We interrupt this daylog for the following public service announcement: People, even people who work in the field, don't generally realize what it means to be a person with a disability who depends on support workers for damn near everything.

Take right now. I'm sitting here with a dry mouth, dry throat, and the beginning of a dehydration headache. There was a sub today instead of the usual person. Her shift was shorter than usual. Nobody told her to give me anything to drink. I'm waiting for the next person now. Imagine this happening with nearly every body function: Dry mouth. Extreme thirst. Empty stomach. Nausea from empty stomach. Full bladder. You get the picture.

This isn't some kind of bid for pity, which is useless to any of us. It's in the hopes that if someone actually reads the daylogs who has any occasion to work with disabled people of any kind in any capacity, then maybe they'll remember those supposedly little things. Oh, and another thing. Never make the mistake of assuming that someone will be able to do these things themselves. I've seen people assume that in friends who ranged from completely bedridden to seemingly (but not really) extremely mobile and capable. Just. Never. Assume. It. Period. If your paperwork says they can do something and the person says they can't, trust the person. Presuming they're not too beaten down by authority to assert themselves in that manner.

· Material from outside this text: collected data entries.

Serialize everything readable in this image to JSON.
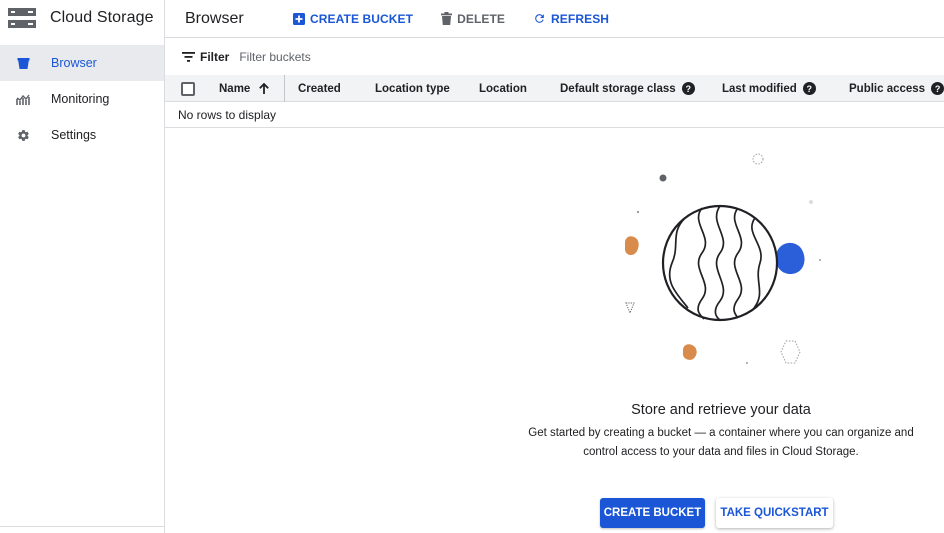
{
  "app": {
    "title": "Cloud Storage",
    "logo_icon": "storage-icon"
  },
  "sidebar": {
    "items": [
      {
        "label": "Browser",
        "icon": "bucket-icon",
        "active": true
      },
      {
        "label": "Monitoring",
        "icon": "chart-icon",
        "active": false
      },
      {
        "label": "Settings",
        "icon": "gear-icon",
        "active": false
      }
    ]
  },
  "header": {
    "title": "Browser",
    "actions": {
      "create_bucket": "CREATE BUCKET",
      "delete": "DELETE",
      "refresh": "REFRESH"
    }
  },
  "filter": {
    "label": "Filter",
    "placeholder": "Filter buckets"
  },
  "table": {
    "columns": {
      "name": "Name",
      "created": "Created",
      "location_type": "Location type",
      "location": "Location",
      "storage_class": "Default storage class",
      "last_modified": "Last modified",
      "public_access": "Public access"
    },
    "help_glyph": "?",
    "empty_message": "No rows to display"
  },
  "empty_state": {
    "title": "Store and retrieve your data",
    "description": "Get started by creating a bucket — a container where you can organize and control access to your data and files in Cloud Storage.",
    "primary_button": "CREATE BUCKET",
    "secondary_button": "TAKE QUICKSTART"
  },
  "colors": {
    "accent": "#1a56d6",
    "text": "#202124",
    "muted": "#5f6368",
    "divider": "#dadce0",
    "header_bg": "#f1f3f4",
    "illustration_orange": "#d98b4c",
    "illustration_blue": "#2b5fd9"
  }
}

And if we happen to be incredibly grouchy by the time you finally do show up, just grit your teeth and imagine it was you up all night trying not to piss yourself while growing increasingly weak and dehydrated. Generally we are used to such things and don't get grouchy nearly as fast as the average person would be under the circumstances. (I'm not grouchy now after nine hours since I last had any water. I wouldn't be grouchy if this went on till morning. I've had much worse.) If we are grouchy it's generally because something is, in fact, wrong. And generally it's these seemingly little things that cause the biggest problems, because most people have this reality distortion field in their head where they don't think about doing these things for someone else, because they are so trivial to do for themselves. News flash: They're not trivial when you can't do them.

This concludes the public service announcement, we now return you to your regularly scheduled daylogs.